Connecticut Overtime Pay: How Does Overtime Work?


Although the concept of overtime is a familiar one, the way it is implemented can vary from state to state. In other words, Connecticut overtime pay may be slightly different than, say, California overtime pay.

But first things first. The federal Fair Labor Standards Act (FLSA) says that certain types of employees are entitled to overtime pay. The federal law counts overtime as any time worked over 40 hours in a seven-day workweek. A workweek doesn’t necessarily mean Sunday through Saturday, but it can’t change from week to week. For example, if your employer says that a workweek is Monday through Sunday one week, he can’t try to get out of paying overtime by changing it to Tuesday through Monday the following week.

Similarly, employers aren’t allowed to avoid overtime pay by averaging the hour of numbers worked over a longer period of time. For instance, say that you worked 45 hours during the first week of the month and 35 hours during the second week of the month. An employer might be tempted to say that you averaged 40 hours per week and so aren’t entitled to overtime pay. That’s simply untrue. You would be entitled to five hours of overtime worked the first week.

Connecticut law works the same way, in that it says that you are owed overtime pay after you’ve worked 40 hours in a workweek.

The next question many people ask is, How is overtime calculated? According to Connecticut overtime pay laws, overtime is paid at 1.5 times the regular rate of pay. In other words, if your regular rate of pay is $10 per hour, you should receive $15 per hour for every hour you work over 40 during a workweek.

Some people are under the mistaken impression that overtime pay is due after eight hours of work in a single day, or if you work on a Sunday or federal holiday.

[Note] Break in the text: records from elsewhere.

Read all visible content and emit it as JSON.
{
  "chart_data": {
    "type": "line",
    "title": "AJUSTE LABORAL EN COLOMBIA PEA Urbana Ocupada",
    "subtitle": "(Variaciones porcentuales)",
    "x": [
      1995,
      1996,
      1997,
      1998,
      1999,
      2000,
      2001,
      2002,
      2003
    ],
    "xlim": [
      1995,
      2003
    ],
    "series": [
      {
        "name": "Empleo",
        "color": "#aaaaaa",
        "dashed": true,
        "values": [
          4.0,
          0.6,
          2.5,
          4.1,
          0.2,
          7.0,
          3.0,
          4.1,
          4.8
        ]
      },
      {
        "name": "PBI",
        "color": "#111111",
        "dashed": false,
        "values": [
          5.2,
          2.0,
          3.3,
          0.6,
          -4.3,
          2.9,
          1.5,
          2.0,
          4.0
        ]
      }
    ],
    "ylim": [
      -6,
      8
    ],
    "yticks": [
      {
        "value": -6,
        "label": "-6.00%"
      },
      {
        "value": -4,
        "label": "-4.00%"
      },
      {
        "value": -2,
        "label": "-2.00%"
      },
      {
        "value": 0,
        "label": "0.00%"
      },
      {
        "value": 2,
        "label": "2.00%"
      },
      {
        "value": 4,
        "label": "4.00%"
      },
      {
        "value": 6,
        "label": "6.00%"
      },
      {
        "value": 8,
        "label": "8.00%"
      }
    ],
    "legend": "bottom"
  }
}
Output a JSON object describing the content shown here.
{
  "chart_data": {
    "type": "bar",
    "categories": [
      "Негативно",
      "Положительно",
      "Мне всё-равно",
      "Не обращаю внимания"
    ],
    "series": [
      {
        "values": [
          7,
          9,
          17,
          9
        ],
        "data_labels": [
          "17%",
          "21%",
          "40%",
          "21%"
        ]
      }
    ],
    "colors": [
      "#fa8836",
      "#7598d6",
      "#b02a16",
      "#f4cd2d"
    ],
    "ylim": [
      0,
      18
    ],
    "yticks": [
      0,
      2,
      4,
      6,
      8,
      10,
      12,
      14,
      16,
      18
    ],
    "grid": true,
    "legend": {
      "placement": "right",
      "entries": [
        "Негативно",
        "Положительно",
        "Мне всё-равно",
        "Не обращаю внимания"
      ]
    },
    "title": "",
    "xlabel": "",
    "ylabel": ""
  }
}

While individual employers or collective bargaining agreements may dictate extra pay for those shifts, neither federal nor Connecticut law calls for overtime pay in those instances.

Not all employees are entitled to overtime pay. Salaried employees who earn more than $455 and who meet the definition of exempt employees are not owed overtime. In addition, certain types of workers are exempted from overtime pay.

If you believe you are owed overtime pay, it makes sense to speak with a labor attorney. You deserve to be paid for your work, and your employer is required to follow the law. A labor attorney can tell you whether or not you have a case, and what you can expect to recover if you sue your employer. The labor attorney can also work to ensure that you do not face retaliation in the workplace.